After finding the centre of mass, they just subtracted 2 from it. So the ''plane'' face referred to was the line segment x = 2?

Also, how would one do part b? I don't usually have problems with calculating these angles but in this case I have problems visualising the shape of the circular face formed and hence I can't sketch it..

Thanks

The line segment x=2 is neither a plane or a face; so technically it cannot be the plane face (and it isn't) - However, when you rotate that line segment about the x-axis, you generate the plane face (rotating this entire shape all the way around the x-axis gives you a pebble-like object bounded between one flat, circular face [corresponding] and a parabolical curved surface [corresponding to rotating the curved edge of the lamina]).

You subtract 2 from it still because this circular face is parallel to the x=0 plane in 3d (given that the line segment was parallel to the y-axis in 2d).


Notice that this shape is rotationally symmetric about the x-axis (and is uniform) so the CoM lies on the x-axis and you can consider the toppling properties of the object by simply considering a 2d cross section (lamina) on an inclined plane instead i.e. you don't even need to visualise it in 3d beyond the rotational symmetry. Then it's a case of finding the angle at which the weight of P acts through the lower vertex.

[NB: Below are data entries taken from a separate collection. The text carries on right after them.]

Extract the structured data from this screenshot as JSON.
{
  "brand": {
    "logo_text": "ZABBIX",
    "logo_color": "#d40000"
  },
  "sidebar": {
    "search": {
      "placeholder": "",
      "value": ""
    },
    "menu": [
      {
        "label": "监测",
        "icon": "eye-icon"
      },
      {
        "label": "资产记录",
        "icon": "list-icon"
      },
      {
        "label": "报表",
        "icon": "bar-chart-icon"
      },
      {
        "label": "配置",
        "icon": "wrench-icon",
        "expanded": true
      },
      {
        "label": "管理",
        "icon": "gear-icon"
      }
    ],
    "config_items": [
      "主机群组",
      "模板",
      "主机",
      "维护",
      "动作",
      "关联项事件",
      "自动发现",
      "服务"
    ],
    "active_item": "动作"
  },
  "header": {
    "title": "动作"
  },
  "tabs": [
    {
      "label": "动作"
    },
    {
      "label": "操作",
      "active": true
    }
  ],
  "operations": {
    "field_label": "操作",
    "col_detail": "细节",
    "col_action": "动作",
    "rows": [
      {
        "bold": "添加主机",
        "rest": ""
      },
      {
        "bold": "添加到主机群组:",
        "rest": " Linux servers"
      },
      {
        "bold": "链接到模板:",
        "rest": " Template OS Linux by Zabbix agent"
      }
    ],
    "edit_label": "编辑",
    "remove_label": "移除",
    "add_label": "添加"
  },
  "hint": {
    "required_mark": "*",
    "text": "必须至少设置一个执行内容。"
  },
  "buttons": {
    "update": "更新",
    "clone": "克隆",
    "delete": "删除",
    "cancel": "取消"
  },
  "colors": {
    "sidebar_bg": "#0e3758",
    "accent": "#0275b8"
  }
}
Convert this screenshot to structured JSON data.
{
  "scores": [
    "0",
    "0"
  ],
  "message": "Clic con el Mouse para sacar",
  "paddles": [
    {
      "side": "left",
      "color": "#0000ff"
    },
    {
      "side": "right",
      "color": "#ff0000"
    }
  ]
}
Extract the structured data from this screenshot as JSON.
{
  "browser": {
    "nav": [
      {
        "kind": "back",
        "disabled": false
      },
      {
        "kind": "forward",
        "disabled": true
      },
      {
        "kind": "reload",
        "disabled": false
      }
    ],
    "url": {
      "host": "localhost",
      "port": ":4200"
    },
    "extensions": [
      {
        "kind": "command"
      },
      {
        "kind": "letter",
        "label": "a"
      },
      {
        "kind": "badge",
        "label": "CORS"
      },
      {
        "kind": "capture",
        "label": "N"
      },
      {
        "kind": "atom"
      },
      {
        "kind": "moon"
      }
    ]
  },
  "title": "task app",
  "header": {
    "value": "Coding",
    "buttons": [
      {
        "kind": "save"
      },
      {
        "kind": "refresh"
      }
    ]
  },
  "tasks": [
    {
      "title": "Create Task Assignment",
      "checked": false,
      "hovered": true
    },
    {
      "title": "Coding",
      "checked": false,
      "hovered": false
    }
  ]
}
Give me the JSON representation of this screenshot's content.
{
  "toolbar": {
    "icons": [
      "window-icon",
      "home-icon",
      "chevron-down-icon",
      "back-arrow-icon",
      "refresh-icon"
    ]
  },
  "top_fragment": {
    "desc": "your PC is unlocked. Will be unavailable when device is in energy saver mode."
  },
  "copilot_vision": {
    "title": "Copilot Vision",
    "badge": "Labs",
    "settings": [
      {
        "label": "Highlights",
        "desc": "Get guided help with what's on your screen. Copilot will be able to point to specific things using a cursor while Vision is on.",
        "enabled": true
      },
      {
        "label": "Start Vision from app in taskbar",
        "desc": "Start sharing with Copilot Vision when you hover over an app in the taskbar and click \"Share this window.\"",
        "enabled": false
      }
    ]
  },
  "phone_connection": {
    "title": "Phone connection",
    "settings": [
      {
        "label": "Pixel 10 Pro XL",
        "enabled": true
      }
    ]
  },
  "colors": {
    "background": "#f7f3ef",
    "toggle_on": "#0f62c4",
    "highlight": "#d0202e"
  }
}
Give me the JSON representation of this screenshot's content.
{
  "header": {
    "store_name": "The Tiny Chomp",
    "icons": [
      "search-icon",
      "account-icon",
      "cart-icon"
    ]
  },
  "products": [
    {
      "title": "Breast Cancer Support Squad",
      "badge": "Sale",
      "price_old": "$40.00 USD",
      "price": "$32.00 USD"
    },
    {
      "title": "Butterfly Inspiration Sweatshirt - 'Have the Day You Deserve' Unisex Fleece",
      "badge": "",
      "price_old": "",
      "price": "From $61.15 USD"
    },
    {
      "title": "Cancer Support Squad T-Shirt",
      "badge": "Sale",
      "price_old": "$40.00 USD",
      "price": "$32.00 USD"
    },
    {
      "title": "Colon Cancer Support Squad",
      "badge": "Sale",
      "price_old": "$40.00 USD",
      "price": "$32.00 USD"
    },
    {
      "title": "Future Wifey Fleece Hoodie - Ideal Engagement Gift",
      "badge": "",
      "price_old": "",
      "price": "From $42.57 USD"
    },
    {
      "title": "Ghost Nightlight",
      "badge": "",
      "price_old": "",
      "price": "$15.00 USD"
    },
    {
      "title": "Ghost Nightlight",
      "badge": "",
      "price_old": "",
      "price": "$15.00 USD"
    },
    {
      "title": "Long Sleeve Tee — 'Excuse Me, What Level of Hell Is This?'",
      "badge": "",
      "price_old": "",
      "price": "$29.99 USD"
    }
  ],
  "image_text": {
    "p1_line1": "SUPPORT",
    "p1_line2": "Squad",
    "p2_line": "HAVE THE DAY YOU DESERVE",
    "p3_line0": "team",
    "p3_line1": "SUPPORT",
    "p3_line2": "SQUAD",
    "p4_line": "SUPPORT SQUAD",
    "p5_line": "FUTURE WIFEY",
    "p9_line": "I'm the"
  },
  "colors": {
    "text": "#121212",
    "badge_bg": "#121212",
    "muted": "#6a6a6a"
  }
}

Drawing a picture obviously helps a lot; feel free to post up a diagram if you still aren't sure about your visualisation.

Am I correct in saying that if you rotate the line segment 360 degrees about the x-axis you get a hemi-sphere like shape?

And is this a correct 2D representation? If yes, where exactly is the COM situated?


Thanks

Yeah, that's close enough.

The CoM lies a distance 1.42cm from the plane face along the perpendicular that bisects the shape (which happens to be normal to the plane face).